The entrance to the cathedral and its exterior are shown in the pictures above and below. Entitled the Royal Archcathedral Basilica of Saints Stanislaus and Wenceslaus and also known as the Wawel Cathedral the building is a Roman Catholic church more than 900 years old.

it is the Polish national sanctuary and traditionally has served as coronation site of the Polish monarchs as well as the Cathedral of the Archdiocese of Krakow. Karol Wojtyla, who in 1978 became Pope John Paul II, was ordained to the priesthood here on All Saints Day (November 1) 1946.

The current, Gothic cathedral, is the third edifice on this site. The first was constructed and destroyed in the 11th century and the second one, constructed in the 12th century, was destroyed by a fire in 1305. The construction of the current cathedral began in the 14th century on the orders of bishop Nanker.

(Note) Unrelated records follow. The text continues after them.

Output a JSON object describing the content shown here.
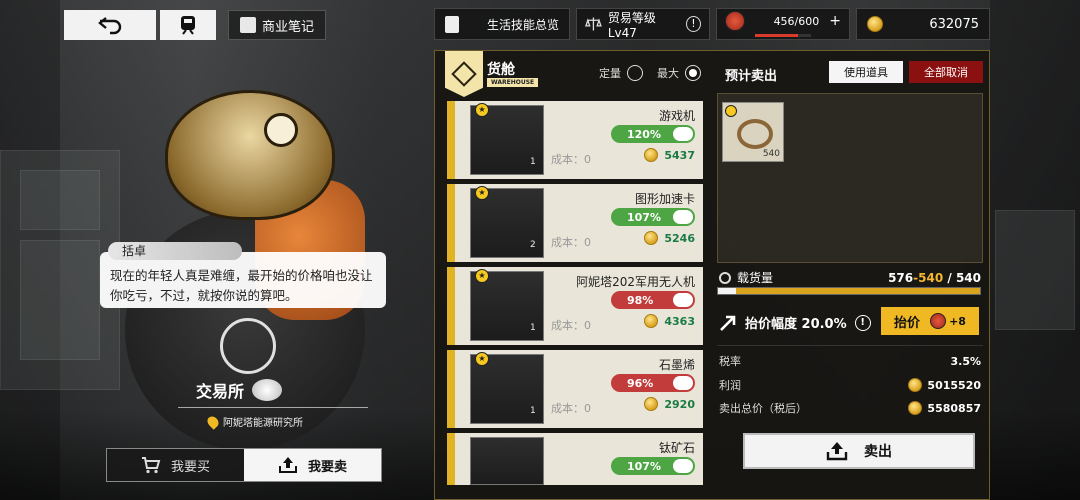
{
  "topbar": {
    "business_notes_label": "商业笔记",
    "skills_label": "生活技能总览",
    "trade_level_label": "贸易等级Lv47",
    "trade_info": "!",
    "stamina": "456/600",
    "stamina_plus": "+",
    "stamina_fraction": 0.76,
    "money": "632075"
  },
  "icons": {
    "back": "back-arrow-icon",
    "train": "train-icon",
    "notes": "notebook-icon",
    "skills": "document-icon",
    "trade": "scales-icon",
    "stamina": "red-face-icon",
    "coin": "coin-icon"
  },
  "dialog": {
    "speaker": "括卓",
    "text": "现在的年轻人真是难缠，最开始的价格咱也没让你吃亏，不过，就按你说的算吧。"
  },
  "station": {
    "name": "交易所",
    "location": "阿妮塔能源研究所"
  },
  "mode_tabs": [
    {
      "label": "我要买",
      "active": false
    },
    {
      "label": "我要卖",
      "active": true
    }
  ],
  "hold": {
    "title": "货舱",
    "badge_text": "WAREHOUSE",
    "option_fixed": "定量",
    "option_max": "最大"
  },
  "items": [
    {
      "name": "游戏机",
      "pct": "120%",
      "trend": "up",
      "cost": "成本：0",
      "price": "5437",
      "qty": "1"
    },
    {
      "name": "图形加速卡",
      "pct": "107%",
      "trend": "up",
      "cost": "成本：0",
      "price": "5246",
      "qty": "2"
    },
    {
      "name": "阿妮塔202军用无人机",
      "pct": "98%",
      "trend": "down",
      "cost": "成本：0",
      "price": "4363",
      "qty": "1"
    },
    {
      "name": "石墨烯",
      "pct": "96%",
      "trend": "down",
      "cost": "成本：0",
      "price": "2920",
      "qty": "1"
    },
    {
      "name": "钛矿石",
      "pct": "107%",
      "trend": "up",
      "cost": "",
      "price": "",
      "qty": ""
    }
  ],
  "sell": {
    "title": "预计卖出",
    "use_item_label": "使用道具",
    "cancel_all_label": "全部取消",
    "slot_qty": "540"
  },
  "cargo": {
    "label": "载货量",
    "current": "576",
    "added": "-540",
    "sep": "/",
    "max": "540",
    "fill_fraction": 0.07
  },
  "markup": {
    "label": "抬价幅度 20.0%",
    "info": "!",
    "button_label": "抬价",
    "button_cost": "+8"
  },
  "stats": {
    "tax_label": "税率",
    "tax_value": "3.5%",
    "profit_label": "利润",
    "profit_value": "5015520",
    "total_label": "卖出总价（税后）",
    "total_value": "5580857"
  },
  "sell_button_label": "卖出",
  "colors": {
    "accent": "#f0b823",
    "up": "#4da543",
    "down": "#c33c3c",
    "cancel": "#8b1010"
  }
}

In the pictures above and to the left part of the castle is shown on the right. This Gothic castle was built at the behest of Casimir III the Great, who reigned from 1333 to 1370, and consists of a number of structures situated around the central courtyard.

In the 14th century it was rebuilt by Jogaila and Jadwiga. Their reign saw the addition of the tower called the Hen's Foot (Kurza Stopka) and the Danish Tower. Other structures were developed on the hill during that time to serve as quarters for the numerous clergy, royal clerks and craftsmen. Defensive walls and towers were erected in the same period.

The earliest evidence of wooden structures, however, dates back to the ninth century, with the earliest stone buildings dating back to the tenth and eleventh century.

From this period originated the remains of such buildings as the Rotunda of the Blessed Virgin Mary, Church of St. George - subsequently rebuilt, Church of St. Michael, a twenty-four pillar room - possibly the ducal mansion, a keep with a residential tower, and, possibly, a ducal granary or tomb.

Some of these may be seen in the pictures below which include those of a large exterior model of the site.










Views of the courtyard walls and exterior walls and towers of the castle and cathedral complex are shown to the left and below.

The bottom picture demostrates the immediate proximity of the complex to the Vistula river.